XRP Holders Face $50B Unrealized Losses Below $1.40
XRP holders sit on $50.8 billion in unrealized losses as the token trades at $1.35 on March 9, with spot ETF outflows and weak sentiment piling on.

What to Know
- $50.8 billion in unrealized losses — more than 60% of XRP's circulating supply is currently underwater
- XRP dropped to $1.35 on Monday, a 63% decline from its $3.66 multi-year peak hit in July 2025
- $22.8 million in outflows hit spot XRP ETFs across two consecutive days, the heaviest redemption pressure since January 29
- Key support sits at $1.30–$1.27; a break below that zone opens a path to the Feb. 6 low of $1.13
XRP unrealized losses have piled up to a staggering $50.8 billion as the token sank to $1.35 on Monday — 63% below its multi-year peak of $3.66 — and over 36.8 billion tokens are now held underwater, with ETF outflows and collapsing sentiment offering little reason for bulls to step up.

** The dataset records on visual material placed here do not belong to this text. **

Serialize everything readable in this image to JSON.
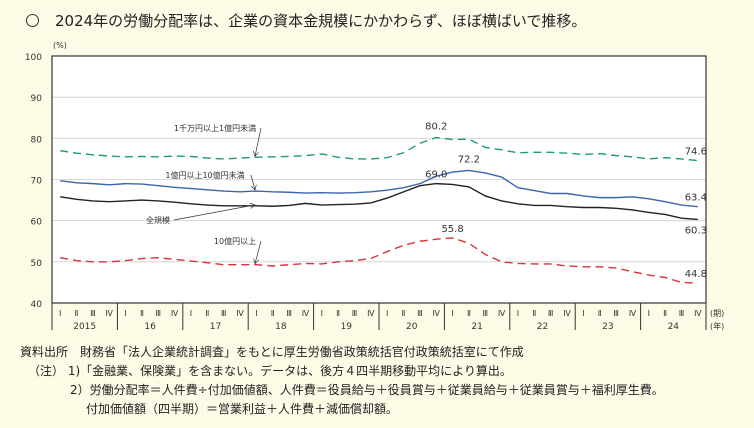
{
  "title": "2024年の労働分配率は、企業の資本金規模にかかわらず、ほぼ横ばいで推移。",
  "chart_data": {
    "type": "line",
    "ylabel": "(%)",
    "ylim": [
      40,
      100
    ],
    "yticks": [
      "40",
      "50",
      "60",
      "70",
      "80",
      "90",
      "100"
    ],
    "quarter_labels": [
      "Ⅰ",
      "Ⅱ",
      "Ⅲ",
      "Ⅳ"
    ],
    "quarter_axis_unit": "(期)",
    "year_axis_unit": "(年)",
    "years": [
      "2015",
      "16",
      "17",
      "18",
      "19",
      "20",
      "21",
      "22",
      "23",
      "24"
    ],
    "grid": true,
    "series": [
      {
        "name": "1千万円以上1億円未満",
        "color": "#1a9e6e",
        "dash": true,
        "values": [
          77,
          76.4,
          76,
          75.7,
          75.5,
          75.6,
          75.5,
          75.7,
          75.6,
          75.2,
          75,
          75.2,
          75.4,
          75.5,
          75.6,
          75.8,
          76.2,
          75.4,
          75,
          75,
          75.3,
          76.5,
          78.8,
          80.2,
          79.7,
          79.8,
          77.8,
          77.2,
          76.5,
          76.6,
          76.6,
          76.4,
          76.1,
          76.3,
          75.8,
          75.5,
          75,
          75.3,
          75,
          74.6
        ],
        "end_label": "74.6",
        "peak_label": "80.2"
      },
      {
        "name": "1億円以上10億円未満",
        "color": "#3a66b0",
        "dash": false,
        "values": [
          69.7,
          69.2,
          69,
          68.7,
          69,
          68.9,
          68.5,
          68.1,
          67.8,
          67.5,
          67.2,
          67,
          67.2,
          67,
          66.9,
          66.7,
          66.8,
          66.7,
          66.8,
          67,
          67.4,
          68,
          69,
          70.8,
          71.8,
          72.2,
          71.6,
          70.6,
          68,
          67.3,
          66.6,
          66.6,
          66,
          65.6,
          65.6,
          65.8,
          65.3,
          64.6,
          63.8,
          63.4
        ],
        "end_label": "63.4",
        "peak_label": "72.2"
      },
      {
        "name": "全規模",
        "color": "#222222",
        "dash": false,
        "values": [
          65.8,
          65.2,
          64.8,
          64.6,
          64.8,
          65,
          64.8,
          64.5,
          64.1,
          63.8,
          63.6,
          63.6,
          63.6,
          63.5,
          63.7,
          64.2,
          63.8,
          63.9,
          64,
          64.3,
          65.5,
          67,
          68.5,
          69,
          68.8,
          68.2,
          66,
          64.8,
          64.1,
          63.7,
          63.7,
          63.4,
          63.2,
          63.2,
          63,
          62.6,
          62,
          61.5,
          60.6,
          60.3
        ],
        "end_label": "60.3",
        "peak_label": "69.0"
      },
      {
        "name": "10億円以上",
        "color": "#d8323a",
        "dash": true,
        "values": [
          51,
          50.3,
          50,
          50,
          50.3,
          50.8,
          51,
          50.6,
          50.2,
          49.8,
          49.3,
          49.3,
          49.3,
          49,
          49.3,
          49.6,
          49.5,
          50,
          50.3,
          50.8,
          52.5,
          54,
          55,
          55.5,
          55.8,
          54.5,
          51.8,
          50,
          49.6,
          49.5,
          49.5,
          49,
          48.8,
          48.8,
          48.5,
          47.6,
          46.8,
          46.2,
          45,
          44.8
        ],
        "end_label": "44.8",
        "peak_label": "55.8"
      }
    ]
  },
  "notes": {
    "source_label": "資料出所",
    "source_text": "財務省「法人企業統計調査」をもとに厚生労働省政策統括官付政策統括室にて作成",
    "note_label": "（注）",
    "note1": "1)「金融業、保険業」を含まない。データは、後方４四半期移動平均により算出。",
    "note2": "2）労働分配率＝人件費÷付加価値額、人件費＝役員給与＋役員賞与＋従業員給与＋従業員賞与＋福利厚生費。",
    "note3": "付加価値額（四半期）＝営業利益＋人件費＋減価償却額。"
  }
}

How Did $50 Billion in XRP Losses Accumulate?
What percentage of XRP supply is held at a loss right now?
More than 60% of XRP's circulating supply is currently held at a loss. According to on-chain data from Glassnode, roughly 36.8 billion XRP are being held below the token's current market price, translating to an unrealized loss pool of $50.8 billion. That's not a rounding error — it's a systemic indictment of the rally that peaked back in July 2025.

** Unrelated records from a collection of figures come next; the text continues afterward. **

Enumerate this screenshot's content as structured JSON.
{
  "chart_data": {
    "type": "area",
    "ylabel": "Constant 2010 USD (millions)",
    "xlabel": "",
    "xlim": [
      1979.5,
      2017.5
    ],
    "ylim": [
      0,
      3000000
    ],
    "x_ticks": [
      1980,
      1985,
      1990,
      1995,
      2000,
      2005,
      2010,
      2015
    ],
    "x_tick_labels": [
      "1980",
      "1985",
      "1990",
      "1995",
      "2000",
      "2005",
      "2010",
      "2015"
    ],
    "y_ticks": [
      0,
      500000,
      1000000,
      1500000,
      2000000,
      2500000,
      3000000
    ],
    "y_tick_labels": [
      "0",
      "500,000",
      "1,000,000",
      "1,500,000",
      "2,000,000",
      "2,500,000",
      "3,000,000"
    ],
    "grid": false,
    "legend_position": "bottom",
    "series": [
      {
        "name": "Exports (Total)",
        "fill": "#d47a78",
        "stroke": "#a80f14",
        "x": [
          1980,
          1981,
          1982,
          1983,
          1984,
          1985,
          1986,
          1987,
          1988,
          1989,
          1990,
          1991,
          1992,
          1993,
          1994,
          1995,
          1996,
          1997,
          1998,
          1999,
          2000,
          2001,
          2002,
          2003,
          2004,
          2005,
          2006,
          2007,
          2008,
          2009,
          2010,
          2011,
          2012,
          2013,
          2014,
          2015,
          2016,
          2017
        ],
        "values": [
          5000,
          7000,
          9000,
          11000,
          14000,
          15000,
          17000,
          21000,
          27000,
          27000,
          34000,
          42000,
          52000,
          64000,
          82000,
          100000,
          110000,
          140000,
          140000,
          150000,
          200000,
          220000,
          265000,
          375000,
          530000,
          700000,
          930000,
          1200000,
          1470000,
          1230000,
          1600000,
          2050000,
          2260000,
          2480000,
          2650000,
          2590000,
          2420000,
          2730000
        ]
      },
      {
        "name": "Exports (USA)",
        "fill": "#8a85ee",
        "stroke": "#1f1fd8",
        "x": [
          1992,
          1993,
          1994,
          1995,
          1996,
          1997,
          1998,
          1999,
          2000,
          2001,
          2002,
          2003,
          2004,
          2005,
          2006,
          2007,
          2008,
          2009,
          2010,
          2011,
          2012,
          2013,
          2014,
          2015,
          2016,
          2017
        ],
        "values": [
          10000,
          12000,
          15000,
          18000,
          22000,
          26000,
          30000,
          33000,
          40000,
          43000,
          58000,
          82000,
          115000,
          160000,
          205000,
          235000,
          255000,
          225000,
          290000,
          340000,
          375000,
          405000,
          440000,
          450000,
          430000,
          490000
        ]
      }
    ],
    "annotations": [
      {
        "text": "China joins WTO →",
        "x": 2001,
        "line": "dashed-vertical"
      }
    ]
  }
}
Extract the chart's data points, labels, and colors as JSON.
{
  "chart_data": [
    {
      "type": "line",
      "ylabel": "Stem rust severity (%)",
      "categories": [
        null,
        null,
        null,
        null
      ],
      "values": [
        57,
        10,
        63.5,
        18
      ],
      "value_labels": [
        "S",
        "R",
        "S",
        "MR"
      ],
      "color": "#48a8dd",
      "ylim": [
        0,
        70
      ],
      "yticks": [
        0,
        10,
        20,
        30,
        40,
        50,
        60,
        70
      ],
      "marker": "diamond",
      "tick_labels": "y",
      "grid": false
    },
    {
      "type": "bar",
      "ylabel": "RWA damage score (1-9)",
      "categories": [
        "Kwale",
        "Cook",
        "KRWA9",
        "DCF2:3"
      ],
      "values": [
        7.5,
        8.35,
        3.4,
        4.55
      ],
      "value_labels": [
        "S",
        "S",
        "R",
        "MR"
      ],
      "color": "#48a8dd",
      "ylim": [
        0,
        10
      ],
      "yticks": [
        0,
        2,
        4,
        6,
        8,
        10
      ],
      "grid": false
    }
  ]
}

The token is also trading below its aggregate holder cost basis, which sits at $1.44. That gap matters. When the spot price dips under the average cost basis, it puts long-term holders in a psychologically difficult position — the kind that historically accelerates sell pressure rather than cushioning it. The XRP/USD pair also trades 28% below its yearly open of $1.87, and it closed 2025 down 11.6% — so this weakness didn't arrive without warning.
If buyers step in here, we could see XRP rotate right back toward the top of the range again.
Are XRP Spot ETF Outflows Making Things Worse?
Short answer: yes. XRP spot ETF products recorded back-to-back days of outflows totaling $22.8 million, according to data from SoSoValue. Friday alone saw $16.2 million walk out the door — the largest single-day redemption since January 29, when $93 million in outflows hit in a single session. That January flush remains the benchmark for pain in this cycle.
Zoom out and the picture gets bleaker. Global XRP investment products bled more than $30 million in net outflows during the week ending March 6. That's not noise. That's a sustained exit, and it suggests institutional interest — whatever existed after ETF approval — has cooled considerably. Risk-off isn't just a retail sentiment story here.
What Price Levels Matter Most for XRP Now?
The trading range has been punishing and clear. Resistance sits at $1.40 — specifically the 200-week simple moving average (SMA) — and support holds around $1.30, with the local low from February 28 at $1.27 representing the last line before a steeper drop opens up. Per XRP market data, the token is currently retesting that lower boundary after failing to reclaim the $1.40 level for weeks.
Below $1.27, the next meaningful floor is the February 6 low of $1.13 — which also happens to align with the 200-week exponential moving average (EMA). That's a lot of significance stacked at one level. If that breaks, there's not much in the way of structural support before a deeper reset.
On the flip side, Glassnode's UTXO realized price distribution data reveals that investors acquired roughly $1.28 billion in XRP right around the $1.40 200-week SMA — a meaningful cluster that the bulls need to reclaim for any recovery thesis to hold water. Reclaiming $1.40 could set up a move toward $1.60, and then potentially $1.95, according to recent technical analysis.
Is This Recoverable for XRP Holders?
That depends entirely on whether the $1.27–$1.30 support zone holds. The math is brutal right now — $50.8 billion in unrealized losses across more than 60% of holders isn't the kind of setup that breeds confident buyers. And with spot ETFs bleeding out week after week, there's no institutional catalyst visible on the near-term horizon.
Call it an overhang problem. All those holders who bought between $1.40 and $3.66 are sitting on red positions, and every bounce becomes a potential exit opportunity. That's not a foundation for a sustainable rally — that's a ceiling. Until XRP can convincingly reclaim its cost basis at $1.44 and then flip $1.40 into support, the pressure stays to the downside.